Bill Kellar says that Mandela’s long-term alliance with the communists was a marriage of convenience, that it says less about his ideology than his pragmatism. Kellar may be right, but he offers no evidence that Mandela didn’t share many of the beliefs of his longstanding comrades in arms. For all we know, Mandela, like many Third World revolutionaries in the post war decades, might have believed that the Soviet Union represented a model of development that his own country could profitably emulate. We do know that at the time of his release from prison, he still believed in the large-scale nationalization of industry.
But so what? During the Cold War Americans tended to equate communism with more or less absolute evil; accordingly, communists were beyond the pale of respectability and any cause they supported was tainted at best. But knee-jerk anti-communism ignores the fact that for much of the twentieth century many millions of decent people around the globe embraced communism. That embrace typically reflected revulsion at the injustices endemic to capitalism and a passionate belief about the possibilities for building a better society. Communism was very much a secular religion. Its followers, like other devout religionists, were adept at ignoring evidence that contradicted their fundamental beliefs. So, committed communists managed to delude themselves about the palpable evils of actually existing communism. And, certainly, the Soviet Union could count on the blind loyalty of its followers in pursuing its less than idealistic foreign policy objectives. But the universal demonization of communists in the United States (anti-communist hysteria didn’t reach the same levels in other western democracies) only served the interests of the right.

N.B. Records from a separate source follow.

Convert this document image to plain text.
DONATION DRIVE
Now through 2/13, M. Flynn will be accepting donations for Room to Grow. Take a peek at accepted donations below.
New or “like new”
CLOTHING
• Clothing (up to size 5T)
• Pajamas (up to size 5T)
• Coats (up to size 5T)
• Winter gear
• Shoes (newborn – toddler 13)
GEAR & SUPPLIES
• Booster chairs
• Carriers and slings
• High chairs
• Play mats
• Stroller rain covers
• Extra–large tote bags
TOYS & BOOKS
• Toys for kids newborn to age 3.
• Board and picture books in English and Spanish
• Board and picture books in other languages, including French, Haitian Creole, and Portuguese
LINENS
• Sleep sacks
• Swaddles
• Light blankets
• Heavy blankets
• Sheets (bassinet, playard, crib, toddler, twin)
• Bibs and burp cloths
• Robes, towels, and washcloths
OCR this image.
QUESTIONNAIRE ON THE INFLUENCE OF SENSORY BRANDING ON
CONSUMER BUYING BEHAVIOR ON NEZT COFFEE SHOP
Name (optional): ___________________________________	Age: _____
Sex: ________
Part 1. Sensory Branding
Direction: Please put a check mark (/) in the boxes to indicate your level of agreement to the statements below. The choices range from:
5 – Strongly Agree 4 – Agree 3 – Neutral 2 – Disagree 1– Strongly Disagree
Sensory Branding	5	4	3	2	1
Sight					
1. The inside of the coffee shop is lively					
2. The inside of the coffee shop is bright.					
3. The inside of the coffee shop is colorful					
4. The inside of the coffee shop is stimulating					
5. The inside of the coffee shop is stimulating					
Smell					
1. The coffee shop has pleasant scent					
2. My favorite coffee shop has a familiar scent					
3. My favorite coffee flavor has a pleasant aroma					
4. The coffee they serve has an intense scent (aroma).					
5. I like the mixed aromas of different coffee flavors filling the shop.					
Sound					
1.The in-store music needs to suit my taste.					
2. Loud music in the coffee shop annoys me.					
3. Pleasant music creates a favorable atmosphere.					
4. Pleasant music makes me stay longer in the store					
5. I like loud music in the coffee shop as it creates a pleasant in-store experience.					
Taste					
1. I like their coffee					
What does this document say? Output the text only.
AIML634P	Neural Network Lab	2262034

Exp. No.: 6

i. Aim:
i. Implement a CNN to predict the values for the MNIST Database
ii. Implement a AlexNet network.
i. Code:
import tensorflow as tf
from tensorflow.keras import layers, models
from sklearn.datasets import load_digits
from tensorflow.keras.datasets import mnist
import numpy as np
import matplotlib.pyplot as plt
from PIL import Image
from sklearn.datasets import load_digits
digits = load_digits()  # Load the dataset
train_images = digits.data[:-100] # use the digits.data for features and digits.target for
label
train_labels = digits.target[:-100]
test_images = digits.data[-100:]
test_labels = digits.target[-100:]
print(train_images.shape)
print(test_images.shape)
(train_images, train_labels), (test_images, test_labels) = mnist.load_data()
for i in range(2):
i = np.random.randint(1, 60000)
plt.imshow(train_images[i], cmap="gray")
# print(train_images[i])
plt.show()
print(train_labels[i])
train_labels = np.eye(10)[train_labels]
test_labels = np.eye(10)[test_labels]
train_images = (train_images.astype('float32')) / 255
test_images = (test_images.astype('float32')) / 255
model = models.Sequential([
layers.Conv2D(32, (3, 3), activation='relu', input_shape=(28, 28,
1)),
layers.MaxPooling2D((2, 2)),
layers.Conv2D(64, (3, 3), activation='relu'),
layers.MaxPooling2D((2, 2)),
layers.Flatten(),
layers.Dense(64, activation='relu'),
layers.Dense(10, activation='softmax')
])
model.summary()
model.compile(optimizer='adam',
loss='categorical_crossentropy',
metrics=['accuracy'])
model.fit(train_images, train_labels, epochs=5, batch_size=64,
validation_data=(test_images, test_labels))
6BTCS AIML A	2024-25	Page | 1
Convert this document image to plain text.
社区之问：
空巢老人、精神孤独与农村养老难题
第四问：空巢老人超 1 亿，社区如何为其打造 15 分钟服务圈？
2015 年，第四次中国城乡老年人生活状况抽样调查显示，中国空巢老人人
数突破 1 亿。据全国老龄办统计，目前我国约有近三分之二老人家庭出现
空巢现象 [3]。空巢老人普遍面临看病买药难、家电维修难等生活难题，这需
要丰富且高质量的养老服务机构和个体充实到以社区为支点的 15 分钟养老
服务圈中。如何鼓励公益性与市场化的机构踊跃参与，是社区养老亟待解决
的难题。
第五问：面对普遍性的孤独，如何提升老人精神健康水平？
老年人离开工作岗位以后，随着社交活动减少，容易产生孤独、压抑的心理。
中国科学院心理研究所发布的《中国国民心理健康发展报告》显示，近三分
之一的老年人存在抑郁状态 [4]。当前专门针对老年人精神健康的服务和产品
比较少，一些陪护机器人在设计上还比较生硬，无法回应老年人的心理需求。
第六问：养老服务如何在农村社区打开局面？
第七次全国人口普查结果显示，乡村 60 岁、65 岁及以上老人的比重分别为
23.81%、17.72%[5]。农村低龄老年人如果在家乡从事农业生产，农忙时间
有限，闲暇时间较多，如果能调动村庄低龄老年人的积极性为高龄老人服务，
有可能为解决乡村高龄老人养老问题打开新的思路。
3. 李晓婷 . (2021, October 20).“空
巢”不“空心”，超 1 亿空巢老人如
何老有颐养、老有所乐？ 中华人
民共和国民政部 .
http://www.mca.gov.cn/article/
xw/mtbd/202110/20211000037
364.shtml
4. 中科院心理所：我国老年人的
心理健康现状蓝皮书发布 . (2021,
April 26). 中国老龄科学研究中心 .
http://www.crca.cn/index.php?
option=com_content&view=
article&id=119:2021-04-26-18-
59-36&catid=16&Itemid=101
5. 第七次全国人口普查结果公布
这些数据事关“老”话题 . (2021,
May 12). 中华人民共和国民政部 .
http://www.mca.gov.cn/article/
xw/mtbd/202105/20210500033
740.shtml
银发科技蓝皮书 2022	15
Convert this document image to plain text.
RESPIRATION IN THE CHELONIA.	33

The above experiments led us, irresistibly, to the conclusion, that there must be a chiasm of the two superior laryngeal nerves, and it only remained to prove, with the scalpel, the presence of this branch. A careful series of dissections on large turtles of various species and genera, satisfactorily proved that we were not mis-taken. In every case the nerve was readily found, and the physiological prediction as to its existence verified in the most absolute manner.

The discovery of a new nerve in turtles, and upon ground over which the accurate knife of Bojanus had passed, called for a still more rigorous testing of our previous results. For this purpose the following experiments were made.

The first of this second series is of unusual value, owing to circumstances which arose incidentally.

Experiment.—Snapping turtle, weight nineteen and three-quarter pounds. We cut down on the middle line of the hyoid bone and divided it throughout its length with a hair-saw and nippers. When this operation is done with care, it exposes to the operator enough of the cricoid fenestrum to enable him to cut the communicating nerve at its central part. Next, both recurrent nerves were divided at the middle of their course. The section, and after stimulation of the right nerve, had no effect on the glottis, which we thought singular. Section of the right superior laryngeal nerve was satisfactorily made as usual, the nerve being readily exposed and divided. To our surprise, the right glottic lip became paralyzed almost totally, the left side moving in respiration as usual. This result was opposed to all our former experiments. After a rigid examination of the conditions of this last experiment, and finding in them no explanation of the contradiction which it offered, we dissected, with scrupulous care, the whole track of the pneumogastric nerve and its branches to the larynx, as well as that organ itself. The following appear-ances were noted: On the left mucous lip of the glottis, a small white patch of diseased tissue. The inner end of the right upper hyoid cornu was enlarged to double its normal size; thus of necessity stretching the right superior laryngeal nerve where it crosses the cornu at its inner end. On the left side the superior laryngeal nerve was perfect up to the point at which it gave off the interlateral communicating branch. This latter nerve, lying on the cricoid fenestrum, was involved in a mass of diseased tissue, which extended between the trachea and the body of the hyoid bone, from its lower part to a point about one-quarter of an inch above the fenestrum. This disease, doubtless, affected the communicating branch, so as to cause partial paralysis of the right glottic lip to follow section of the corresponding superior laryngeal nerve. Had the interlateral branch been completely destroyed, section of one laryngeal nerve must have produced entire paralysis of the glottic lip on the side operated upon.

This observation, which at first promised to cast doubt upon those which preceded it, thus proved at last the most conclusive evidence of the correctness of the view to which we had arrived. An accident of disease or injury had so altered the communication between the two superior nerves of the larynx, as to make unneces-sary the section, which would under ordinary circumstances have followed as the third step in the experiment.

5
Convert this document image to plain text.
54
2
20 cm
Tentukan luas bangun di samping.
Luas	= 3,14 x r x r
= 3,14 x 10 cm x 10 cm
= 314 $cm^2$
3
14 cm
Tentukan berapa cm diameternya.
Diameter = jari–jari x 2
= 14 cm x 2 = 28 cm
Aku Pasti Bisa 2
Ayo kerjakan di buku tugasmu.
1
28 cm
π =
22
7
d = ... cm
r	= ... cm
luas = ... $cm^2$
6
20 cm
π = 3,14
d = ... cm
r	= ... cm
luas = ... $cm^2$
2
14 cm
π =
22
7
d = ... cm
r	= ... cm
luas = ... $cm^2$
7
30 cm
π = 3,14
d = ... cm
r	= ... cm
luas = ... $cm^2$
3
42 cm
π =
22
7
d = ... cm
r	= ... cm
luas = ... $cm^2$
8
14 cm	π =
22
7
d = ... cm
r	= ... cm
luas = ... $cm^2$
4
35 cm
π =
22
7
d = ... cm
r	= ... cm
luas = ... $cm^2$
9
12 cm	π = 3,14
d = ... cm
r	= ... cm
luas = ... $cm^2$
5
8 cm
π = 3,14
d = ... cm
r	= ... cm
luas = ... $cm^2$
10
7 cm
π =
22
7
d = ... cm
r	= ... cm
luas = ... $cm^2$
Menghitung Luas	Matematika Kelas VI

In the United States and elsewhere, communists often made important contributions to struggles for human rights and freedom. American communists, for example, played an important role in building this country’s labor movement and—long before most liberals gave much thought to African-Americans—in the struggle for civil rights. And, yes, South African communists were a major part of the anti-Apartheid movement. Anti-communists tend to dismiss such facts as mere evidence of communists’ efforts to exploit legitimate causes for their nefarious ends. But the fact is that most communists sincerely believed in those causes. It doesn’t bother me at all that Nelson Mandela for a time may have counted himself among those true believers.